Physicist: Whether a quantum system is random or not kinda depends on what you’re taking about. For example, the electrons in an atom show up in “orbitals” that have extremely predictable shapes and energy levels, and yet if you were to measure the location of an electron within that orbital, you’d find that the result is pretty random.

One of the great victories of quantum mechanics was to prove, despite Einstein’s scoff to the contrary, that God does play dice with the world. Everything in the universe is in multiple states, but when a thing is measured it’s suddenly found to be in only one state (technically; a smaller set of states). Setting aside what a measurement is and what measurements do, the result of a measurement (the state that a thing will be found in) is often, but not always, fundamentally random and unpredictable.

For example, when a beam of light passes through a beam splitter the beam splits (hence the name) into two beams of half the intensity. In terms of waves this is pretty easy to explain; some of the wave’s energy goes through, and some reflects off of the splitter. In quantum theory you continue to describe light (and everything else) as a wave, even when you turn down the light source so low that there’s only one photon passing by at a time.

So, in exactly the same way that you’d mathematically describe a wave as going through and being reflected, you also describe the photon as both going through and being reflected. Place a pair of detectors in the two possible paths and you’re making a measurement. Suddenly, instead of taking both paths at the same time, the photon is found on only one (indicated by which detector detects), and there is absolutely no way to predict which path that will be.

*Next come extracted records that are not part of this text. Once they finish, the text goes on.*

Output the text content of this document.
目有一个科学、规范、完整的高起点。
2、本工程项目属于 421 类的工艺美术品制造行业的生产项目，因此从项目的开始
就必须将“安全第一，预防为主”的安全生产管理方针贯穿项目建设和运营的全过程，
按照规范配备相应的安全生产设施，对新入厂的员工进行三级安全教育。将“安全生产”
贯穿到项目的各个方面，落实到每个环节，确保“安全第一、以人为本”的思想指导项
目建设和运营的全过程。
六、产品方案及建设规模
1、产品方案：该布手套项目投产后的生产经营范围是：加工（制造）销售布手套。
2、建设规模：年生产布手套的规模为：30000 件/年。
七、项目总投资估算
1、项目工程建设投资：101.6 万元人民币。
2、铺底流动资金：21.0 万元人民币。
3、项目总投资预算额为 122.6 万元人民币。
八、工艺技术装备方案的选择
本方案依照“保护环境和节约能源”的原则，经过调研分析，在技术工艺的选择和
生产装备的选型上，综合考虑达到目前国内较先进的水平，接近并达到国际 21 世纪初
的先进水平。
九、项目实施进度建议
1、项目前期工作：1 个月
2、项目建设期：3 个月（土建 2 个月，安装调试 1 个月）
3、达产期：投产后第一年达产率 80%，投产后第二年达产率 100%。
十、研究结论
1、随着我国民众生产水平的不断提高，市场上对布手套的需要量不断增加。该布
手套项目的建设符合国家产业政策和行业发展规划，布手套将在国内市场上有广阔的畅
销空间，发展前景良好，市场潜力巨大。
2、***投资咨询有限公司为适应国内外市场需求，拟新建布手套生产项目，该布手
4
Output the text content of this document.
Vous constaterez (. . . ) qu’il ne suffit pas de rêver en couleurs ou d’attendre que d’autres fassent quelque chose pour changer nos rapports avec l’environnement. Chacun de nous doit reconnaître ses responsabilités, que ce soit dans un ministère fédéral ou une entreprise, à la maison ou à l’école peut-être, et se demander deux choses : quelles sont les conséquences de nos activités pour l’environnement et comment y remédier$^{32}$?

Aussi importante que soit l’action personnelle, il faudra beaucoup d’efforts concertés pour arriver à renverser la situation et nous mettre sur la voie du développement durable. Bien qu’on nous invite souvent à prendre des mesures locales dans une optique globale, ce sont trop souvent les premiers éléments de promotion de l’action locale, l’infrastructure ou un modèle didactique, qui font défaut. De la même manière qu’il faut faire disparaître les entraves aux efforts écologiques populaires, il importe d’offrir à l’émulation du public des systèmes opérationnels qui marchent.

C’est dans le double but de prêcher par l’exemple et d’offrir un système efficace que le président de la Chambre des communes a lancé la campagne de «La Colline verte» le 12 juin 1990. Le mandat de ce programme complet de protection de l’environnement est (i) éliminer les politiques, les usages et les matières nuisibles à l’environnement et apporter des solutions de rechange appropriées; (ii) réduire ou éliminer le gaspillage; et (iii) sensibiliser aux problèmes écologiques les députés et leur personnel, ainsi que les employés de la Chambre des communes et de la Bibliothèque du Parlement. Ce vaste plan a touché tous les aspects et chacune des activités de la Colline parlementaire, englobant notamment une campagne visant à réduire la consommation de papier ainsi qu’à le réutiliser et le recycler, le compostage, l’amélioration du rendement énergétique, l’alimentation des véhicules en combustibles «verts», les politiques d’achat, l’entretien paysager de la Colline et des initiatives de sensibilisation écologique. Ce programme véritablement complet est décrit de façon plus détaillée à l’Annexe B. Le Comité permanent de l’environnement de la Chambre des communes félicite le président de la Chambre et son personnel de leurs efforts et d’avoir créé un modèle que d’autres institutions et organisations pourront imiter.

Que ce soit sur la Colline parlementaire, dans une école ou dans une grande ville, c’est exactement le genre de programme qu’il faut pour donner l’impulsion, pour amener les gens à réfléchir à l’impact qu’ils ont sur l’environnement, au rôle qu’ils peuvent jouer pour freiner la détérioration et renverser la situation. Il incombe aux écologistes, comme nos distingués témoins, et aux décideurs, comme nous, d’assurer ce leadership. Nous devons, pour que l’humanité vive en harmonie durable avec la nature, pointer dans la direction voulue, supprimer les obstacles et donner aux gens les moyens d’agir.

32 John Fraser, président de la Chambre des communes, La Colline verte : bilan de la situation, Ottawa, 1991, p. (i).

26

So on the face of it, that seems like it should be the end of the road. There’s an irreconcilable randomness to the measurements of quantum mechanical systems. In the example above (and millions of others like it) it is impossible to make an accurate prediction. But keep in mind; it is possible to be clever.

The quantumy description of each photon going through the beam splitter isn’t a simple as “it’s totally random which path it takes”. Each photon is described, very specifically and non-randomy, as taking both paths.

Take the same situation, a laser going through a beam splitter, and add a little more to the apparatus. With a couple mirrors you can bring the two paths back together at another beam splitter. The light waves from both paths split again at the second beam splitter, but when you’re looking at the intensity of what comes out you have to take into account how the light waves from the two paths interfere.

By carefully adjusting the distances you can cause one path to experience complete destructive interference, and the other to experience complete constructive interference. This is all fine and good for a laser beam, but when you turn down the intensity until there’s only one photon passing through at a time, you still find that (in the example pictured) only the top detector will ever be triggered. This isn’t “theory” by the way, it’s pretty easy to set this up in a lab.

This is a little spooky, so take a moment. The quantum theory description is that a single photon will take both paths. If detectors are placed in the two paths it is impossible to predict which will fire. But if the paths are recombined, we can see that the photon took both paths, because it interferes with itself in a very predictable way, and produces very predictable results. If, instead, we took the “quantum mechanics says things are random” tack we’d expect that at each beam splitter the photons made a random choice, and the detectors in the second example would each fire half the time.

So quantum theory can predict that an event will be random, or in other situations it can accurately predict the outcome (even though that prediction sometimes seems impossible). It all comes down to a judicious application of measurements and how you allow the quantum system to interact with itself.

This particular example can be extended to allow for “interaction free measurements“, which seem impossible, but are in fact just another (accurate) prediction of quantum mechanics. The non-randomness of quantum mechanics is the basis of quantum algorithms, and (in a less direct way) is why chemistry “works”.